With gas well over $3 a gallon, in every question we asked, it's clear Utahns are making a change.

It would be nice if the law of gravity also applied to gas prices. But it seems like "UP" is the only direction it goes.

Salt Lake resident Betty Grandlinger said, "I just hope somebody is going to get us out of this soon."

Memorial Day is behind us, but that was the first sign that habits are changing. Sixty-seven percent of those asked said they will vacation close to home, 27 percent say gas is not affecting travel plans. Also, 56 percent are limiting recreational activities, and 26 percent say they are not affected by gas prices.

Greg Walz said, "When it gets to $4 or $5, even I will start thinking about it every day. Maybe just fill up a tank with $20 and do what you can."

The Napa Auto parts store in Riverton has noticed a big problem with the price of gas: not only does it cost a lot of money to fill their trucks, but somebody is stealing right out of their gas tanks when they aren't looking.

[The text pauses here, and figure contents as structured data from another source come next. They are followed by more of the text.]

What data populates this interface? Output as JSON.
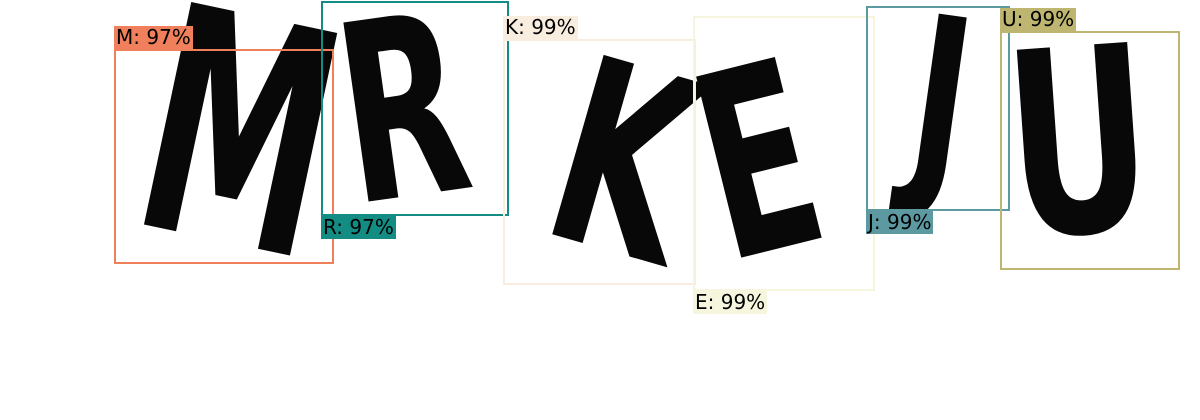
{
  "detections": [
    {
      "letter": "M",
      "label": "M: 97%",
      "confidence": 0.97,
      "color": "#F07F5B"
    },
    {
      "letter": "R",
      "label": "R: 97%",
      "confidence": 0.97,
      "color": "#138D84"
    },
    {
      "letter": "K",
      "label": "K: 99%",
      "confidence": 0.99,
      "color": "#F9EDDF"
    },
    {
      "letter": "E",
      "label": "E: 99%",
      "confidence": 0.99,
      "color": "#F6F6DE"
    },
    {
      "letter": "J",
      "label": "J: 99%",
      "confidence": 0.99,
      "color": "#5C99A0"
    },
    {
      "letter": "U",
      "label": "U: 99%",
      "confidence": 0.99,
      "color": "#BDB570"
    }
  ]
}
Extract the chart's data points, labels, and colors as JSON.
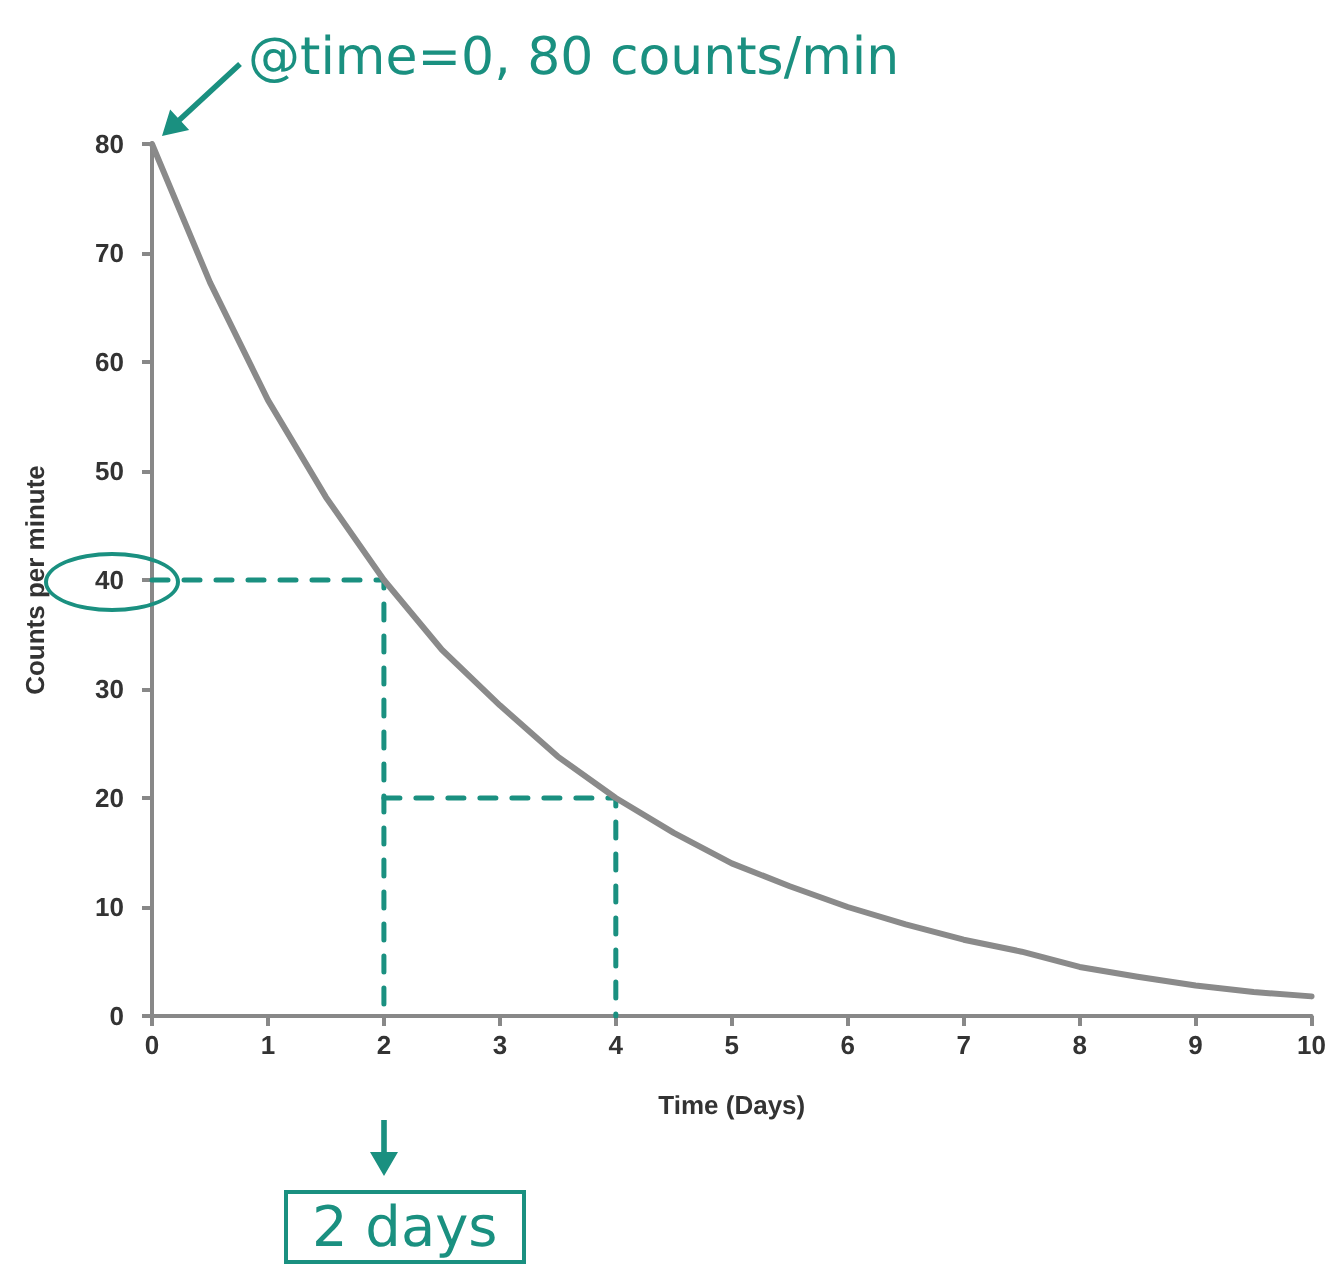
{
  "chart_data": {
    "type": "line",
    "xlabel": "Time (Days)",
    "ylabel": "Counts per minute",
    "x": [
      0,
      0.5,
      1,
      1.5,
      2,
      2.5,
      3,
      3.5,
      4,
      4.5,
      5,
      5.5,
      6,
      6.5,
      7,
      7.5,
      8,
      8.5,
      9,
      9.5,
      10
    ],
    "series": [
      {
        "color": "#8a8a8a",
        "values": [
          80,
          67.3,
          56.5,
          47.6,
          40,
          33.6,
          28.5,
          23.8,
          20,
          16.8,
          14,
          11.9,
          10,
          8.4,
          7,
          5.9,
          4.5,
          3.6,
          2.8,
          2.2,
          1.8
        ]
      },
      {
        "type": "line",
        "color": "#1a9080",
        "line_style": "dashed",
        "x": [
          0,
          2,
          2
        ],
        "values": [
          40,
          40,
          0
        ]
      },
      {
        "type": "line",
        "color": "#1a9080",
        "line_style": "dashed",
        "x": [
          2,
          4,
          4
        ],
        "values": [
          20,
          20,
          0
        ]
      }
    ],
    "xlim": [
      0,
      10
    ],
    "xticks": [
      0,
      1,
      2,
      3,
      4,
      5,
      6,
      7,
      8,
      9,
      10
    ],
    "ylim": [
      0,
      80
    ],
    "yticks": [
      0,
      10,
      20,
      30,
      40,
      50,
      60,
      70,
      80
    ],
    "grid": false,
    "marker": "none",
    "line_style": "solid",
    "annotations": [
      {
        "text": "@time=0, 80 counts/min",
        "x": 0,
        "y": 80
      },
      "2 days"
    ]
  }
}
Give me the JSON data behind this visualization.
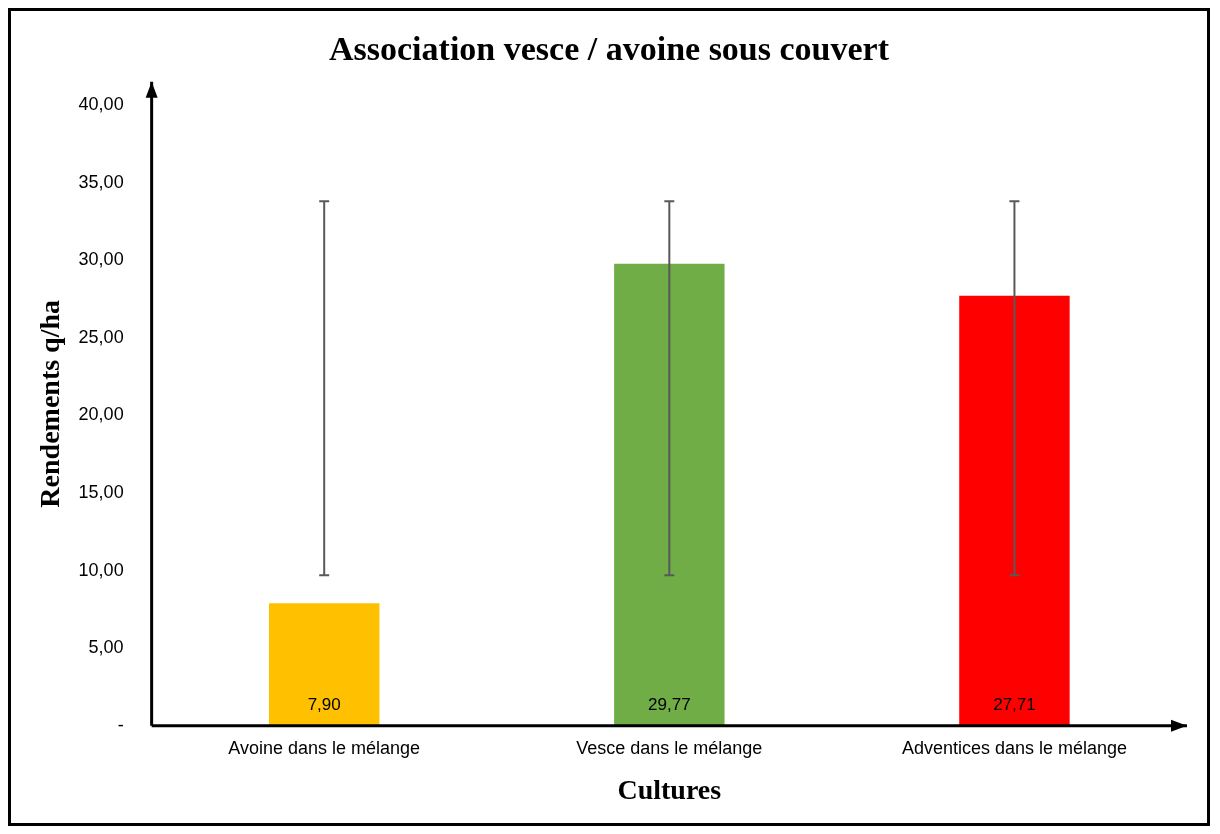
{
  "chart_data": {
    "type": "bar",
    "title": "Association vesce / avoine sous couvert",
    "xlabel": "Cultures",
    "ylabel": "Rendements q/ha",
    "categories": [
      "Avoine dans le mélange",
      "Vesce dans le mélange",
      "Adventices dans le mélange"
    ],
    "values": [
      7.9,
      29.77,
      27.71
    ],
    "colors": [
      "#ffc000",
      "#70ad47",
      "#ff0000"
    ],
    "errors": [
      [
        9.7,
        33.8
      ],
      [
        9.7,
        33.8
      ],
      [
        9.7,
        33.8
      ]
    ],
    "value_labels": [
      "7,90",
      "29,77",
      "27,71"
    ],
    "ylim": [
      0,
      41.5
    ],
    "yticks": [
      {
        "value": 0,
        "label": "-"
      },
      {
        "value": 5,
        "label": "5,00"
      },
      {
        "value": 10,
        "label": "10,00"
      },
      {
        "value": 15,
        "label": "15,00"
      },
      {
        "value": 20,
        "label": "20,00"
      },
      {
        "value": 25,
        "label": "25,00"
      },
      {
        "value": 30,
        "label": "30,00"
      },
      {
        "value": 35,
        "label": "35,00"
      },
      {
        "value": 40,
        "label": "40,00"
      }
    ],
    "grid": false,
    "legend": false
  }
}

Rick Linnarz, with Napa Auto Parts, told KSL, "Several times we'll come in the morning and we're out of gas, and we know we've just filled it the evening before."

Napa is locking its gas caps now and has sold the same mechanism to several customers lately.

While most people won't resort to committing a crime to save a few bucks on gas, our poll shows most people are changing their driving behavior. Thirty-eight percent won't change their driving behaviors, but 60 percent say the price of gas means it's time to start doing things differently.

This is reflective of polling we did about a year ago. Most respondents said it would take gas reaching the $3 mark to change habits.

Americans are paying a little less for gasoline than they were. The national average price dropped a penny $3.20. Utahns are paying more than that, at $3.27.